You see, this is one of my favorite stories in the Bible because it is so realistic. The guys knew that God had the power to deliver them from the fire, but that He was not obligated to do so. If it would bring honor to Him, they would gladly burn for His namesake. How cool is that?! That, my friends, is faith at its finest!! And that example of faith is what got me through meeting after meeting this past week regarding my academic future. I have been in several meetings over the past few days regarding clearance for graduation in May, and with each additional meeting and more and more red tape, I had to continually remind myself that God is still God and He still sits on His throne, regardless of whether I get cleared or not. He is sovereign and has a perfect plan. And, it was with GREAT JOY that I met with my advisor yesterday afternoon and, finally, after years of struggle and hard work, I filled out my diploma application and received clearance to graduate from Auburn University on May 14, 2010!!! (I smiled so much yesterday that it hurt, but I just kept on!!)

Now comes time for reflection. I look back over the past few years at Auburn and, honestly, I don't know that I would change a thing. Yes, I have struggled in ways that most college students don't. Yes, it has been a long haul. Yes, I think I have worked longer and harder for this degree than it should take. BUT, JESUS is sweeter to my now than he ever would have been. I have grown, in more ways than I have adjectives to explain. He has shown me things these years that I would absolutely have missed if I had not worked so hard and struggled so much. He is good. Has has shown me that time and time again. He provides for my needs, and indulges my wants, and He has proven that over and over. Praise the LORD for the past few years. It is by His grace alone that I have made it this far. He upholds me, and because of that reason alone, I will finish strong! The LORD is gracious to me. Thank you Jesus! God is good!!

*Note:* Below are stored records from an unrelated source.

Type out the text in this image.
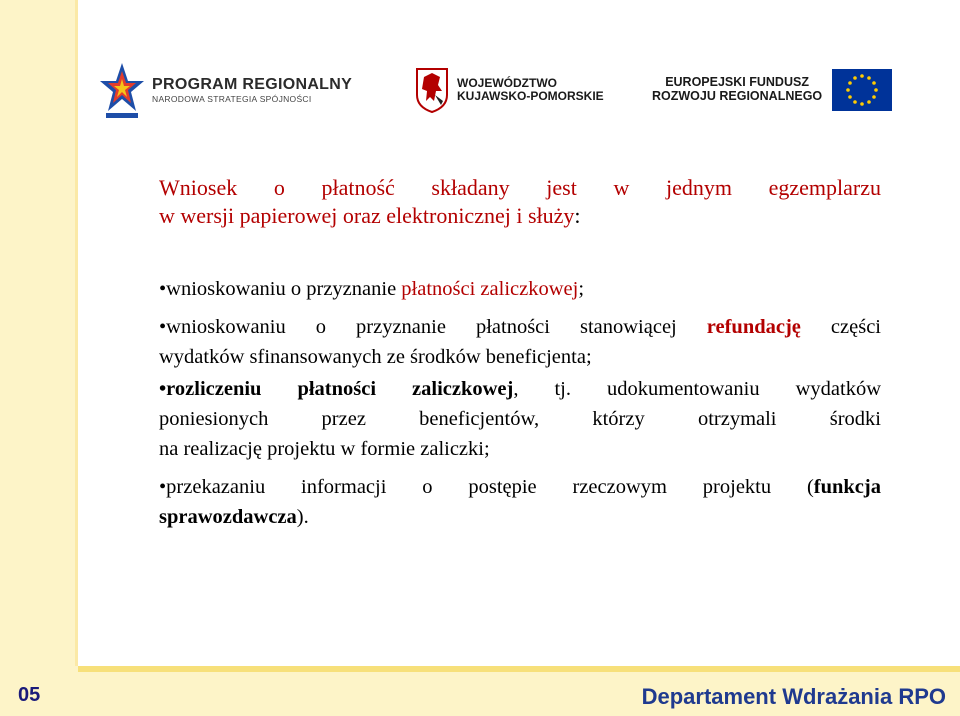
PROGRAM REGIONALNY
NARODOWA STRATEGIA SPÓJNOŚCI
WOJEWÓDZTWO
KUJAWSKO-POMORSKIE
EUROPEJSKI FUNDUSZ
ROZWOJU REGIONALNEGO
Wniosek o płatność składany jest w jednym egzemplarzu
w wersji papierowej oraz elektronicznej i służy:
•wnioskowaniu o przyznanie płatności zaliczkowej;
•wnioskowaniu o przyznanie płatności stanowiącej refundację części
wydatków sfinansowanych ze środków beneficjenta;
•rozliczeniu płatności zaliczkowej, tj. udokumentowaniu wydatków
poniesionych przez beneficjentów, którzy otrzymali środki
na realizację projektu w formie zaliczki;
•przekazaniu informacji o postępie rzeczowym projektu (funkcja
sprawozdawcza).
05	Departament Wdrażania RPO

Tuesday, September 15, 2009

Leaning....

Many a man proclaims his own steadfast love,
but a faithful man who can find?
Proverbs 20:6

The semester has begun!! And it seems I am busier than ever these days. Over the past few years, I have gotten so used to a full-time job, full-time school, a part-time job, serving the youth at church, making time for friends, AU football and whatever else is thrown my way. I can juggle all of that so well because I have done it for so long. I guess you could say that I've "mastered" the art of being busy. Well, this year, just for kicks and giggles and to spice things up, I have thrown a new, and refreshingly delightful, piece into the puzzle of my life. His name is Matt. He is worth my time, what little time he gets with both of our schedules being crazy and all. (ha) I like him. He likes (puts up with) me. I think we both like that. He keeps me sane. He helps me realize how little I love Jesus and makes me want to love Him more! (that's my favorite part!) Basically, he's great! I am blessed to have him in my life, though I took his friendship so for granted the past 4 years. God is gracious to change hearts.

Fear not, for I am with you; be not dismayed, for I am your God;
I will strengthen you, I will help you,
I will uphold you with My righteous right hand.
Isaiah 41:10

All that said, I AM BUSY! I stay tired most of the time. When I am not on the clock at work, at either job, I am either in class, at church, with Matt, with friends, or studying. Oh yeah, some days I get lucky enough to catch a shower and a few hours of sleep, but that is rare! (Praise the LORD for the recent rain - ha!) So I was listening to one of Ella's cds in the car the other day and came across a song that I love and have just so forgotten about for years! It made me think. Especially in these days that I am tired and running on empty. And in the days that I worry about a test, a bill, or getting anything other than work, work, school, church, boyfriend, and friends done (i.e. cleaning my apt), I have stopped over the last few days and sang this refreshing prayer of thanksgiving to my Rock, the one who has Everlasting Arms to uphold me on my weary days, and to catch me on the days that I forget how much I really do need Him and the support of His mighty and righteous right hand. Thank you Lord for your sustaining power on the long days and your grace on the days I have the energy to go all night! God has never not been good....

What a fellowship, what a joy divine
Leaning on the everlasting arms.
What a blessedness, what a peace is mine
Leaning on the everlasting arms.

Leaning, leaning, safe and secure from all alarms
Leaning, leaning, leaning on the everlasting arms.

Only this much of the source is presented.